Concludo dando pieno sostegno all'attività dei Senatori della Repubblica e al Dottor Minelli che nei giorni scorsi aveva messo in risalto la questione
Friday
10/02/12
15:54
Non sono d'accordo, credo che inserire figure appositamente formate e pagate, dentro i centri di aggregazione, sia un elemento qualificante degli stessi, per rendere più efficace la loro azione sociale. Sono d'accordo con Lei sul fatto che l'organizzazione dei centri di aggregazione deve essere espressione di una comunità, sia essa laica associativa, di quartiere o parrocchiale. Ma questo principio, non presuppone che gli stessi non debbano garantire dei servizi adeguati e con personale preparato, pagato e specializzato. Consideriamo che i centri di aggregazione, laici o confessionali che siano (mi riferisco non solo a quelli Cattolici), sono una delle frontiere più avanzate che entrato in contatto con il disagio sociale, quindi è importante che problemi esistenziali delicati, siano affrontati da personale specializzato. Lo stesso Ateneo dispone di una struttura interna, per il sostegno, anche psicologico agli studenti. Che poi la Chiesa navighi nell'oro, come del resto i partiti, è fuori di ogni dubbio. La sicurezza tanto sbandierata ed evocata dai politici, si crea anche facendo azione di prevenzione e sostegno nei centri di aggregazione giovanile. Piuttosto credo che il pubblico dovrebbe investire nella creazione di posti di lavoro per il sostegno alle politiche sociali.
Per creare le figure spirituali ci siano già i seminari o le scuole di teologia. Discorso diverso per le figure che sono preparate dalle facoltà di scienze della formazione, per fornire un supporto sociale - educativo - pedagogico - psicologico.
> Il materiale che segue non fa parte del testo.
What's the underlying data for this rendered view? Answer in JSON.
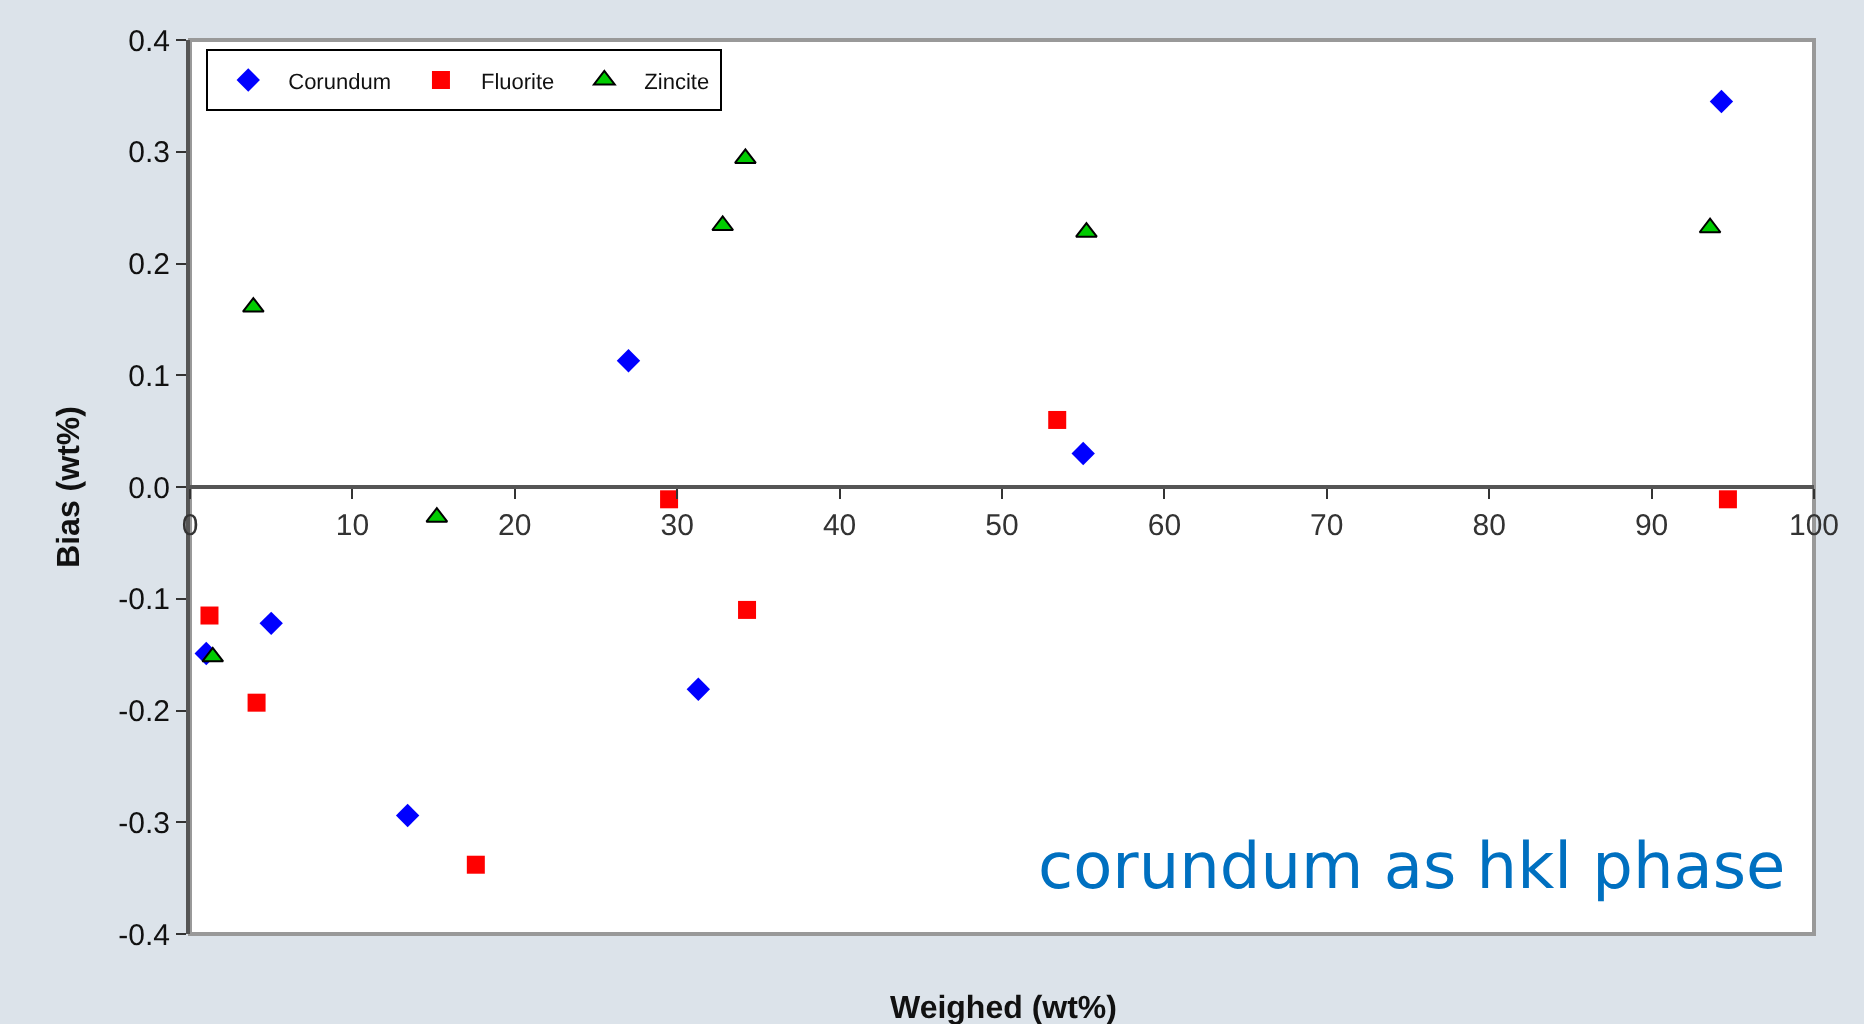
{
  "chart_data": {
    "type": "scatter",
    "xlabel": "Weighed (wt%)",
    "ylabel": "Bias (wt%)",
    "xlim": [
      0,
      100
    ],
    "xticks": [
      0,
      10,
      20,
      30,
      40,
      50,
      60,
      70,
      80,
      90,
      100
    ],
    "ylim": [
      -0.4,
      0.4
    ],
    "yticks": [
      {
        "value": -0.4,
        "label": "-0.4"
      },
      {
        "value": -0.3,
        "label": "-0.3"
      },
      {
        "value": -0.2,
        "label": "-0.2"
      },
      {
        "value": -0.1,
        "label": "-0.1"
      },
      {
        "value": 0,
        "label": "0.0"
      },
      {
        "value": 0.1,
        "label": "0.1"
      },
      {
        "value": 0.2,
        "label": "0.2"
      },
      {
        "value": 0.3,
        "label": "0.3"
      },
      {
        "value": 0.4,
        "label": "0.4"
      }
    ],
    "grid": false,
    "legend": "top left",
    "annotations": [
      "corundum as hkl phase"
    ],
    "series": [
      {
        "name": "Corundum",
        "color": "#0000ff",
        "marker": "diamond",
        "x": [
          1.0,
          5.0,
          13.4,
          27.0,
          31.3,
          55.0,
          94.3
        ],
        "values": [
          -0.149,
          -0.122,
          -0.294,
          0.113,
          -0.181,
          0.03,
          0.345
        ]
      },
      {
        "name": "Fluorite",
        "color": "#ff0000",
        "marker": "square",
        "x": [
          1.2,
          4.1,
          17.6,
          29.5,
          34.3,
          53.4,
          94.7
        ],
        "values": [
          -0.115,
          -0.193,
          -0.338,
          -0.011,
          -0.11,
          0.06,
          -0.011
        ]
      },
      {
        "name": "Zincite",
        "color": "#00cc00",
        "marker": "triangle",
        "x": [
          1.4,
          3.9,
          15.2,
          32.8,
          34.2,
          55.2,
          93.6
        ],
        "values": [
          -0.152,
          0.161,
          -0.027,
          0.234,
          0.294,
          0.228,
          0.232
        ]
      }
    ]
  }
}
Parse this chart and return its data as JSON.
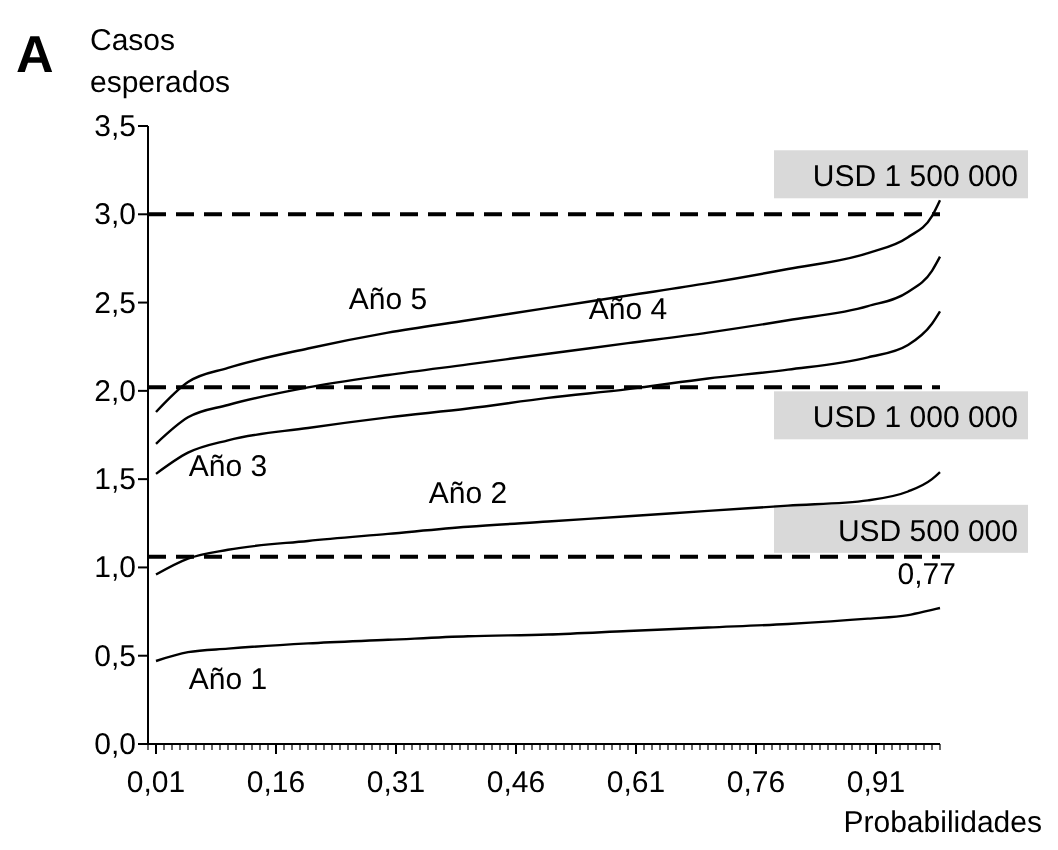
{
  "chart_data": {
    "type": "line",
    "title": "A",
    "ylabel": "Casos esperados",
    "xlabel": "Probabilidades",
    "x": [
      0.01,
      0.05,
      0.1,
      0.2,
      0.3,
      0.4,
      0.5,
      0.6,
      0.7,
      0.8,
      0.9,
      0.95,
      0.98,
      0.99
    ],
    "series": [
      {
        "name": "Año 1",
        "color": "#000000",
        "values": [
          0.47,
          0.52,
          0.54,
          0.57,
          0.59,
          0.61,
          0.62,
          0.64,
          0.66,
          0.68,
          0.71,
          0.73,
          0.76,
          0.77
        ]
      },
      {
        "name": "Año 2",
        "color": "#000000",
        "values": [
          0.96,
          1.05,
          1.1,
          1.15,
          1.19,
          1.23,
          1.26,
          1.29,
          1.32,
          1.35,
          1.38,
          1.43,
          1.5,
          1.54
        ]
      },
      {
        "name": "Año 3",
        "color": "#000000",
        "values": [
          1.53,
          1.65,
          1.72,
          1.79,
          1.85,
          1.9,
          1.96,
          2.01,
          2.07,
          2.12,
          2.19,
          2.26,
          2.38,
          2.45
        ]
      },
      {
        "name": "Año 4",
        "color": "#000000",
        "values": [
          1.7,
          1.85,
          1.92,
          2.02,
          2.09,
          2.15,
          2.21,
          2.27,
          2.33,
          2.4,
          2.48,
          2.56,
          2.68,
          2.76
        ]
      },
      {
        "name": "Año 5",
        "color": "#000000",
        "values": [
          1.88,
          2.05,
          2.13,
          2.24,
          2.33,
          2.4,
          2.47,
          2.54,
          2.61,
          2.69,
          2.78,
          2.87,
          2.99,
          3.08
        ]
      }
    ],
    "xlim": [
      0,
      0.99
    ],
    "xticks": [
      {
        "value": 0.01,
        "label": "0,01"
      },
      {
        "value": 0.16,
        "label": "0,16"
      },
      {
        "value": 0.31,
        "label": "0,31"
      },
      {
        "value": 0.46,
        "label": "0,46"
      },
      {
        "value": 0.61,
        "label": "0,61"
      },
      {
        "value": 0.76,
        "label": "0,76"
      },
      {
        "value": 0.91,
        "label": "0,91"
      }
    ],
    "ylim": [
      0,
      3.5
    ],
    "yticks": [
      {
        "value": 0,
        "label": "0,0"
      },
      {
        "value": 0.5,
        "label": "0,5"
      },
      {
        "value": 1,
        "label": "1,0"
      },
      {
        "value": 1.5,
        "label": "1,5"
      },
      {
        "value": 2,
        "label": "2,0"
      },
      {
        "value": 2.5,
        "label": "2,5"
      },
      {
        "value": 3,
        "label": "3,0"
      },
      {
        "value": 3.5,
        "label": "3,5"
      }
    ],
    "ref_lines": [
      {
        "axis": "y",
        "value": 3.0,
        "label": "USD 1 500 000",
        "color": "#000000",
        "line_style": "dashed"
      },
      {
        "axis": "y",
        "value": 2.02,
        "label": "USD 1 000 000",
        "color": "#000000",
        "line_style": "dashed"
      },
      {
        "axis": "y",
        "value": 1.06,
        "label": "USD 500 000",
        "color": "#000000",
        "line_style": "dashed"
      }
    ],
    "annotations": [
      {
        "text": "0,77",
        "x": 0.99,
        "y": 0.77
      }
    ],
    "grid": false,
    "legend": false,
    "marker": "none",
    "line_style": "solid"
  }
}
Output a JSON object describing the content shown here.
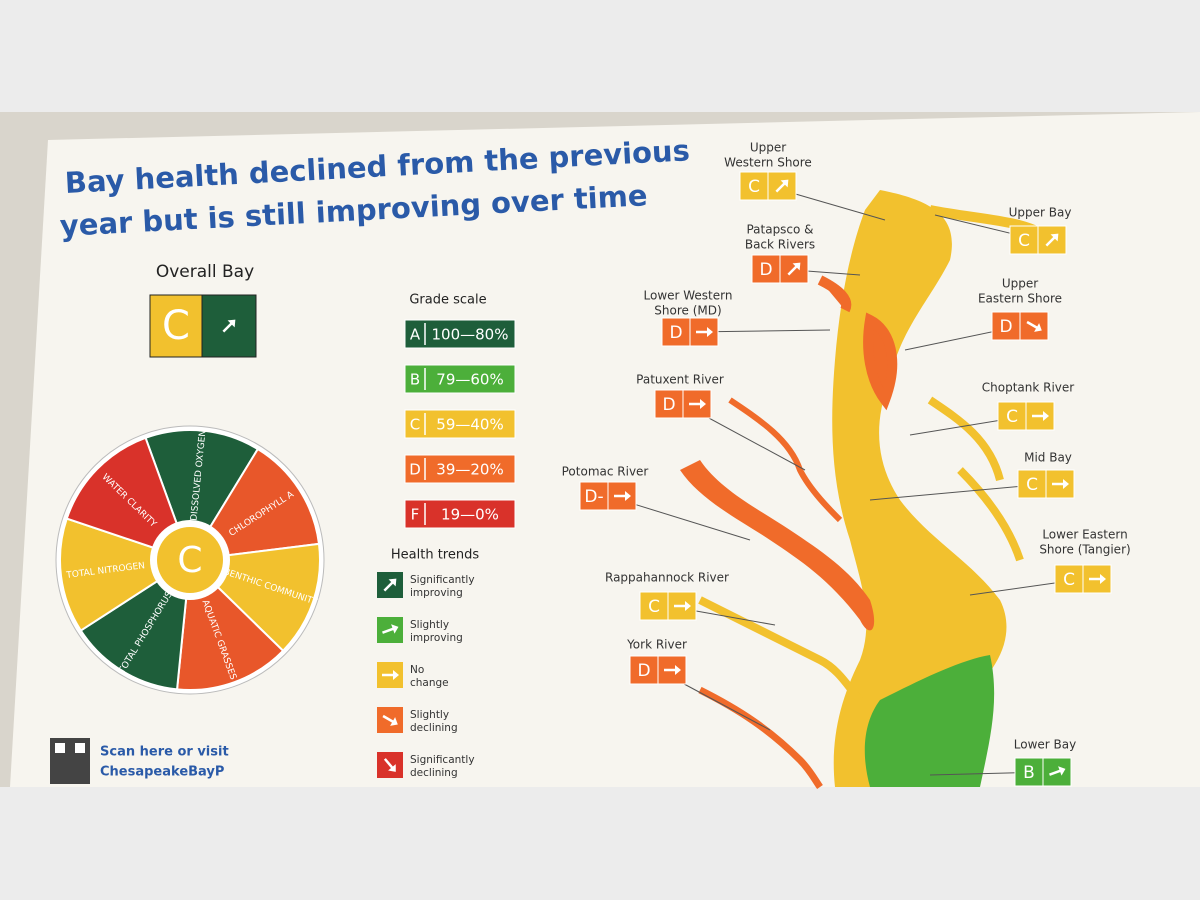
{
  "poster": {
    "title_lines": [
      "Bay health declined from the previous",
      "year but is still improving over time"
    ],
    "overall": {
      "label": "Overall Bay",
      "grade": "C"
    },
    "wheel": {
      "center_grade": "C",
      "segments": [
        "DISSOLVED OXYGEN",
        "CHLOROPHYLL A",
        "BENTHIC COMMUNITY",
        "AQUATIC GRASSES",
        "TOTAL PHOSPHORUS",
        "TOTAL NITROGEN",
        "WATER CLARITY"
      ]
    },
    "grade_scale": {
      "title": "Grade scale",
      "items": [
        {
          "grade": "A",
          "range": "100—80%"
        },
        {
          "grade": "B",
          "range": "79—60%"
        },
        {
          "grade": "C",
          "range": "59—40%"
        },
        {
          "grade": "D",
          "range": "39—20%"
        },
        {
          "grade": "F",
          "range": "19—0%"
        }
      ]
    },
    "health_trends": {
      "title": "Health trends",
      "items": [
        [
          "Significantly",
          "improving"
        ],
        [
          "Slightly",
          "improving"
        ],
        [
          "No",
          "change"
        ],
        [
          "Slightly",
          "declining"
        ],
        [
          "Significantly",
          "declining"
        ]
      ]
    },
    "scan": [
      "Scan here or visit",
      "ChesapeakeBayP"
    ],
    "regions": [
      {
        "name": [
          "Upper",
          "Western Shore"
        ],
        "grade": "C"
      },
      {
        "name": [
          "Patapsco &",
          "Back Rivers"
        ],
        "grade": "D"
      },
      {
        "name": [
          "Lower Western",
          "Shore (MD)"
        ],
        "grade": "D"
      },
      {
        "name": [
          "Patuxent River"
        ],
        "grade": "D"
      },
      {
        "name": [
          "Potomac River"
        ],
        "grade": "D-"
      },
      {
        "name": [
          "Rappahannock River"
        ],
        "grade": "C"
      },
      {
        "name": [
          "York River"
        ],
        "grade": "D"
      },
      {
        "name": [
          "Upper Bay"
        ],
        "grade": "C"
      },
      {
        "name": [
          "Upper",
          "Eastern Shore"
        ],
        "grade": "D"
      },
      {
        "name": [
          "Choptank River"
        ],
        "grade": "C"
      },
      {
        "name": [
          "Mid Bay"
        ],
        "grade": "C"
      },
      {
        "name": [
          "Lower Eastern",
          "Shore (Tangier)"
        ],
        "grade": "C"
      },
      {
        "name": [
          "Lower Bay"
        ],
        "grade": "B"
      }
    ]
  }
}
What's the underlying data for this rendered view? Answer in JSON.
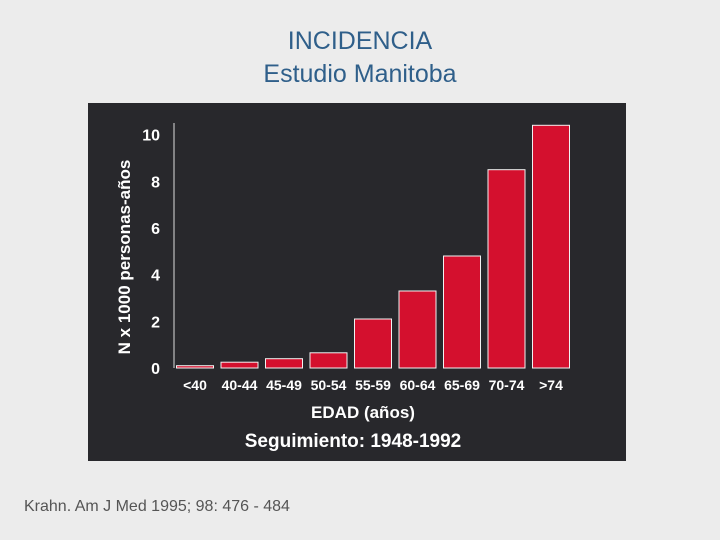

Ad esempio nell'Ateneo di Perugia esiste anche un corso di laurea in psicologia. Formare dei professionisti non è mai un male e non necessariamente, gli oratori potrebbero avere al loro interno professionalità adeguate. L'Ateneo deve trasferire sapere e professionalità alla società nel suo complesso.
Per lo stesso principio che il signor Artur contesta sulle risorse interne agli oratori, anche la pubblica amministrazione, dovrebbe essere capace al suo interno di formare e aggiornare i propri dipendenti, eppure paga master, corsi di aggiornamento, centri di formazione etc. etc. collaborando in prima persona con il mondo universitario.
Non sono a conoscenza se questo master benefici di soldi pubblici, solitamente sono gli iscritti a pagarsi il master di tasca propria. Evidentemente se l'Ateneo ha organizzato questo master, ha individuato una esigenza formativa e una richiesta da parte di potenziali iscritti. Riguardo ai master nel complesso, vogliamo parlare delle decine e decine di master sui beni culturali e turismo che hanno creato solo illusioni? Anche in quel caso non saranno stati buttati al vento dei soldi? Comunque, dei master in gestione dei servizi, dei centri e delle strutture sociali esistono in Italia. Quindi accolgo il suo appello e, spero anche io, che se ne possa attivare uno anche in gestione dei centri - socio culturali a Perugia. Nella speranza che questo crei lavoro e non solo altri 'disoccupati' qualificati. Forse sbaglio, ma più che dei volontari, abbiamo bisogno di lavoratori motivati, per creare sviluppo e crescita sociale.